Un document qui encadre la gestion de l’eau
Le conseil municipal a débattu du projet de révision du SAGE Vilaine, un document de planification qui organise la gestion de l’eau et des milieux aquatiques à l’échelle d’un bassin versant. Le SAGE, ou schéma d’aménagement et de gestion des eaux, fixe des orientations et des règles pour préserver la ressource, les cours d’eau, les zones humides et prévenir certains risques.
La Commission locale de l’eau du SAGE Vilaine a engagé cette révision après une décision prise le 3 février 2022. Les communes sont consultées sur les documents du projet, notamment le plan de gestion durable, le règlement et l’évaluation environnementale.

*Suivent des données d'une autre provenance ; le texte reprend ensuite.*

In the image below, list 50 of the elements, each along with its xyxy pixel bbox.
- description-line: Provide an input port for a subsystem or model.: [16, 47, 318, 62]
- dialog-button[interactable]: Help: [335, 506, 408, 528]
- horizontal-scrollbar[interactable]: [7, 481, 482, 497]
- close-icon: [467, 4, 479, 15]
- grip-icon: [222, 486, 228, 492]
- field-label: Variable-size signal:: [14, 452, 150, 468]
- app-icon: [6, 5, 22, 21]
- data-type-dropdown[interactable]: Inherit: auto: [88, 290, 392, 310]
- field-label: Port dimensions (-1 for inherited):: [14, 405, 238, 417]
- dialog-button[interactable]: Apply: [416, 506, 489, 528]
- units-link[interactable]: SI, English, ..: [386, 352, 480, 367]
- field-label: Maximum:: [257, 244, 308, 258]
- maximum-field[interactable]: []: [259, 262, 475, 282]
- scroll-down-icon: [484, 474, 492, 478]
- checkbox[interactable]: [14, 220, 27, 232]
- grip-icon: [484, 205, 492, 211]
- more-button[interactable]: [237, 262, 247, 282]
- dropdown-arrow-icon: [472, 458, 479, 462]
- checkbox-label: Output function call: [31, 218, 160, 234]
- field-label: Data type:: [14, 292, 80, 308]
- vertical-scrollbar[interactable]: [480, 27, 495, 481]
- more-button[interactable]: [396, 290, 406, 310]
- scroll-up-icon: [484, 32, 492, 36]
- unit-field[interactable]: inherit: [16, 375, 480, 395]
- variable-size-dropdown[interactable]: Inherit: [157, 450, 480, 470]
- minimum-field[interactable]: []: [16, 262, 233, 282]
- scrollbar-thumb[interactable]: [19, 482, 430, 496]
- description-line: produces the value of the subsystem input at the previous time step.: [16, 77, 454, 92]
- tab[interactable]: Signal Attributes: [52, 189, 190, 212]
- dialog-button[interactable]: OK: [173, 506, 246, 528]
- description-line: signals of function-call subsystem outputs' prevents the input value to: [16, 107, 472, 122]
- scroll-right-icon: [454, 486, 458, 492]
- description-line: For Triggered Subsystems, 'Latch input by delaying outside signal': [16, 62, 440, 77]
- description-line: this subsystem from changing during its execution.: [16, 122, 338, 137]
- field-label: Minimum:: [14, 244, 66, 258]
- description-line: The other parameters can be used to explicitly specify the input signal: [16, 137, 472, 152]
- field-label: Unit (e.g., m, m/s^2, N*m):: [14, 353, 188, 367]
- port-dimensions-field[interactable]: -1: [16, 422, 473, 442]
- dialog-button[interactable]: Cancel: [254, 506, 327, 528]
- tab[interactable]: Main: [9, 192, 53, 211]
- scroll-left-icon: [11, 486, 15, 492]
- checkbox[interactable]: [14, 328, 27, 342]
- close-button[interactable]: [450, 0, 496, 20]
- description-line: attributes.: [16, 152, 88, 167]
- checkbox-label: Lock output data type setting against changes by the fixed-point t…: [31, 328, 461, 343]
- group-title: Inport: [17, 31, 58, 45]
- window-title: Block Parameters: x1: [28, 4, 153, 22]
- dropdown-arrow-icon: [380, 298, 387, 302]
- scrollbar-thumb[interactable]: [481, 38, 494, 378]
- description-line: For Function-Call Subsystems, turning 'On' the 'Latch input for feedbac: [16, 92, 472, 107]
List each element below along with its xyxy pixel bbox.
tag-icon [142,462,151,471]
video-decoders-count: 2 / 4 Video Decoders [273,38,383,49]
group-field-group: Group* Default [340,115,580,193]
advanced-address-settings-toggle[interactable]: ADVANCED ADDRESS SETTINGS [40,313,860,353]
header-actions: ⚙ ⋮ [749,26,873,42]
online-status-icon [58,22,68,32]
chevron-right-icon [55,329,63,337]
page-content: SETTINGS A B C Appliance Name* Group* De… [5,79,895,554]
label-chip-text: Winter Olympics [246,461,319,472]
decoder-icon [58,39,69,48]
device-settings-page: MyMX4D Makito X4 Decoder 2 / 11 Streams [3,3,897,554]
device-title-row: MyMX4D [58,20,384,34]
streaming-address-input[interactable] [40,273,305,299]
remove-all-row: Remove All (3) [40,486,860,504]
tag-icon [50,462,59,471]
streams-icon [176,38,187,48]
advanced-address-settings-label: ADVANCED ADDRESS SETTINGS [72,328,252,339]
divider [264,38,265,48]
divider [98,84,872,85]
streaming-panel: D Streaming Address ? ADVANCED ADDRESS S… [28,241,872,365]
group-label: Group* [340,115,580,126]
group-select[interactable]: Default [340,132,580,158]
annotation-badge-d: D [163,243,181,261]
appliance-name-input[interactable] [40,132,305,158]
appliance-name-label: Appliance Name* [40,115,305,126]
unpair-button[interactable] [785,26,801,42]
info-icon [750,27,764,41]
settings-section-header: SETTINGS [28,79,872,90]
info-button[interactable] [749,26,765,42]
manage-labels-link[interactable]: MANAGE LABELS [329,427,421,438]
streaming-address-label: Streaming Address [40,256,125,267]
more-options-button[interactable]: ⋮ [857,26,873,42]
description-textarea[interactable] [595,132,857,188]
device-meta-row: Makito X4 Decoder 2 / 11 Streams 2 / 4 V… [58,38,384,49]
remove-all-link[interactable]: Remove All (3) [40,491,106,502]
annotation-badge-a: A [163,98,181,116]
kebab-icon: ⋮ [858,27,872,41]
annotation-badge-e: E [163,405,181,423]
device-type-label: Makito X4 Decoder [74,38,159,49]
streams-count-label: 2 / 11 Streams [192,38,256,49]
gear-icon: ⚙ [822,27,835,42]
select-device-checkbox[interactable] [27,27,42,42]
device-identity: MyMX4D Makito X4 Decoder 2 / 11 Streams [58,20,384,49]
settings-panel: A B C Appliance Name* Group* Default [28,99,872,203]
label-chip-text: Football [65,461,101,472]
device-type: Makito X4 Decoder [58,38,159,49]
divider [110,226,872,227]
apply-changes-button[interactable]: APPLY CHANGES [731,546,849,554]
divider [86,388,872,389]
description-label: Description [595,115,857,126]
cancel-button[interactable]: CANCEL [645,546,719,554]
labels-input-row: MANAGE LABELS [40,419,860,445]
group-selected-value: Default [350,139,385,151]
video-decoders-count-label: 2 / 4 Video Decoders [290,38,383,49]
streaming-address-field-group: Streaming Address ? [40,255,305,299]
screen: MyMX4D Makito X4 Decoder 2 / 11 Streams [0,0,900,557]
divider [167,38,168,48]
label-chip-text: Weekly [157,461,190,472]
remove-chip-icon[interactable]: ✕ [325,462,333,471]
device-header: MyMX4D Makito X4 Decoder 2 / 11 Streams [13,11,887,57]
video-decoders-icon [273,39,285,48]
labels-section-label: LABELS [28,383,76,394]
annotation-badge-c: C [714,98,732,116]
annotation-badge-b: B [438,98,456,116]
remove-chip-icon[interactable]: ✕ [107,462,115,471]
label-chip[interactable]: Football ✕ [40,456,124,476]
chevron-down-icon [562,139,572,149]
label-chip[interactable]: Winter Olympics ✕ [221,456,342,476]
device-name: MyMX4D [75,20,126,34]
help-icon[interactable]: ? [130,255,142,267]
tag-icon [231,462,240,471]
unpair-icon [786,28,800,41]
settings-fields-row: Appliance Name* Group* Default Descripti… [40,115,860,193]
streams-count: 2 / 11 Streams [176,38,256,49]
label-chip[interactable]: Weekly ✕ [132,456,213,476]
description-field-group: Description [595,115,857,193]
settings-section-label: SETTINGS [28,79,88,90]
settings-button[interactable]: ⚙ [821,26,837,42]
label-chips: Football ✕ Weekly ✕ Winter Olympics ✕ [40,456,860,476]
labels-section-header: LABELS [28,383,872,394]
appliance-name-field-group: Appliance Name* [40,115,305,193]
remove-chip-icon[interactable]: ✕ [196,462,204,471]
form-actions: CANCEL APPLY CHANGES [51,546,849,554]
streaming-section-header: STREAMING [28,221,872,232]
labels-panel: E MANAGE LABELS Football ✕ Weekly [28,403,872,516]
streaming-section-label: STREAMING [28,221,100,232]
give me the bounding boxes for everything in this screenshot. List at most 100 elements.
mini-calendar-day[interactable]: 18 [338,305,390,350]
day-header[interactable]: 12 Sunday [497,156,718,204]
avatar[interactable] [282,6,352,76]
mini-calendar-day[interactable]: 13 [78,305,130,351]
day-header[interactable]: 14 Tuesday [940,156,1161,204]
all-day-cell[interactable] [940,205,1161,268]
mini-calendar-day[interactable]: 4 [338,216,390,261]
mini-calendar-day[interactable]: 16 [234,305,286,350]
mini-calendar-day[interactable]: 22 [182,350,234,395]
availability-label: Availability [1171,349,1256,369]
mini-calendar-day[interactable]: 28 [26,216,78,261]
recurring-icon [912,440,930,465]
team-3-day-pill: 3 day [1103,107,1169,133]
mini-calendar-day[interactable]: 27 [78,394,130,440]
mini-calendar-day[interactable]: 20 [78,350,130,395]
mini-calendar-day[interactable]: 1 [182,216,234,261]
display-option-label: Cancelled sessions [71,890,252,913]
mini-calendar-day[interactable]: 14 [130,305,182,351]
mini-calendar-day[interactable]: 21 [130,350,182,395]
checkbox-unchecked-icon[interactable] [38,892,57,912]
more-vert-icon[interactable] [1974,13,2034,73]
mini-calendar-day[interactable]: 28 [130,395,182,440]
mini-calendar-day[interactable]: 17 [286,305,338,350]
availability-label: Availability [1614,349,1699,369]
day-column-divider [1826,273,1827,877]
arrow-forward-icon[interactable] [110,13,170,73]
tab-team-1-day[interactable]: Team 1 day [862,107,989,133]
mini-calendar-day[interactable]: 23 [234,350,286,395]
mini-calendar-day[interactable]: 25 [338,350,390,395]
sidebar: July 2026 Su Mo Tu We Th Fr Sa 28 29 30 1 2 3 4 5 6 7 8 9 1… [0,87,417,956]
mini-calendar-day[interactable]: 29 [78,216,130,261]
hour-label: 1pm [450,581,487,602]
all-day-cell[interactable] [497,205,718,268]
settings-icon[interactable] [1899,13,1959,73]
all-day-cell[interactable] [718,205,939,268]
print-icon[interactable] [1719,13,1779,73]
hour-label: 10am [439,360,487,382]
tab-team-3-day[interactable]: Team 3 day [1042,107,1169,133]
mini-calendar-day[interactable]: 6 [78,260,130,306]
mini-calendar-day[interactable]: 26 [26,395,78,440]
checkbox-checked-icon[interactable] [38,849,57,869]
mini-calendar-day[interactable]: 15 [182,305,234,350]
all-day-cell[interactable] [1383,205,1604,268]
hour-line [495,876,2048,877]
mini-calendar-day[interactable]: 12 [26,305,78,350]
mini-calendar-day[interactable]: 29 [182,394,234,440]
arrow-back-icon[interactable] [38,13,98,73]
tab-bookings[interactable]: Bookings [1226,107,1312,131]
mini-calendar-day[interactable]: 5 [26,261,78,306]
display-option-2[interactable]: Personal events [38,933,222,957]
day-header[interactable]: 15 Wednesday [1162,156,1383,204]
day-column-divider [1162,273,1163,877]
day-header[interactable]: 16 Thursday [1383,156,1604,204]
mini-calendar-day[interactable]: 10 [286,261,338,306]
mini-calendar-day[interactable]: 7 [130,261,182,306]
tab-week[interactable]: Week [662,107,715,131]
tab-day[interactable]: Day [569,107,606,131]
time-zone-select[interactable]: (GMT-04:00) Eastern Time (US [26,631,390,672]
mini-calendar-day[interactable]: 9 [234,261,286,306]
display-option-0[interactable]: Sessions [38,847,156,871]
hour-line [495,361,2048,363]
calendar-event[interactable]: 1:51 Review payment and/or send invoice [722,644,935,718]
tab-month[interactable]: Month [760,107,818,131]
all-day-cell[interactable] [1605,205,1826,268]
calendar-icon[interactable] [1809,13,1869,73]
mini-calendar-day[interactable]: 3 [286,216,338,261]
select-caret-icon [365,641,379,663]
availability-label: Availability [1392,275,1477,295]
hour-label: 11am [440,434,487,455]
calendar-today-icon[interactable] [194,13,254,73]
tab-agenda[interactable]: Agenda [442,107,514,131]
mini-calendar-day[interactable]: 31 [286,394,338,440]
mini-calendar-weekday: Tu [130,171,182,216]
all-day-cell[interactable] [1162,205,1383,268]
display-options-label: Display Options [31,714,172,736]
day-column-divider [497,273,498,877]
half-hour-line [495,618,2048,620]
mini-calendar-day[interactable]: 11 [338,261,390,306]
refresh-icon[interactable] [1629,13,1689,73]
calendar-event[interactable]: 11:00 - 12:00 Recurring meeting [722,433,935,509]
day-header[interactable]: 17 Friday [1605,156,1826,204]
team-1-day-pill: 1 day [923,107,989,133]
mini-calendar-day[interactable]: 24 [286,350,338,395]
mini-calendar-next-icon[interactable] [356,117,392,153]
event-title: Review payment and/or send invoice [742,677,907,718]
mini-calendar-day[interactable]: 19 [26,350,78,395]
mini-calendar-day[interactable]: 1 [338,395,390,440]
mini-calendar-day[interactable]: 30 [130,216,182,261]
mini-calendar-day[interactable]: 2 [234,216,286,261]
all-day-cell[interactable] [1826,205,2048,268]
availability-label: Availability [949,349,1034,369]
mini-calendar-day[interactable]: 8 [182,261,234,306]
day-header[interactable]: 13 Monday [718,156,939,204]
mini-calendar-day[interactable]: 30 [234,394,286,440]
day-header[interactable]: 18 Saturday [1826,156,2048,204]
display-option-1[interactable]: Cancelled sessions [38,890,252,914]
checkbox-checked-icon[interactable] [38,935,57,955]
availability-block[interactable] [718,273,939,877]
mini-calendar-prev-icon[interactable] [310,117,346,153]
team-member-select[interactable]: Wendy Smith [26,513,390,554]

Un avis défavorable adopté à la majorité
Le conseil municipal a indiqué partager l’importance des enjeux liés à l’eau, aux milieux aquatiques et aux risques sur le territoire. Mais il a émis un avis défavorable au projet présenté, en demandant au SAGE Vilaine de prendre en considération les alertes et propositions du Conseil Agricole Départemental d’Ille et Vilaine.
La décision a été adoptée à la majorité, avec cinq voix contre. Le vote porte notamment sur plusieurs règles jugées sensibles pour l’activité agricole : l’usage des herbicides pour le maïs, les aménagements en zones humides, la création de plans d’eau, le stockage de l’eau en période de hautes eaux et les prélèvements en période de basses eaux.
Chiffres clés
5 voix contre
Nombre de votes opposés à la délibération émettant un avis défavorable au projet.
45 000 hectares
Surface évoquée en Ille-et-Vilaine comme pouvant être concernée par la règle sur le maïs dans les zones à risque.
Des demandes de dérogations et d’accompagnement
Les propositions relayées par la commune demandent notamment la possibilité d’un rattrapage chimique en cas d’échec du désherbage mécanique du maïs, le reclassement de parcelles après aménagements environnementaux, ainsi qu’une prise en charge financière des changements de pratiques et des diagnostics d’érosion.
Sur les zones humides, le texte demande des dérogations pour certains travaux d’adaptation, comme des chemins d’accès ou des extensions de bâtiments existants. Ces débats rappellent d'autres problématiques locales comme l'extension du réseau d'assainissement vers certains lieux-dits, qui nécessite également des travaux d'infrastructure.
En séance, une élue a regretté que le sujet n’ait pas été débattu auparavant en commission environnement et cadre de vie. Pour les citoyens, il est toujours possible d'assister aux séances publiques afin de mieux comprendre les orientations de la commune sur ces dossiers complexes.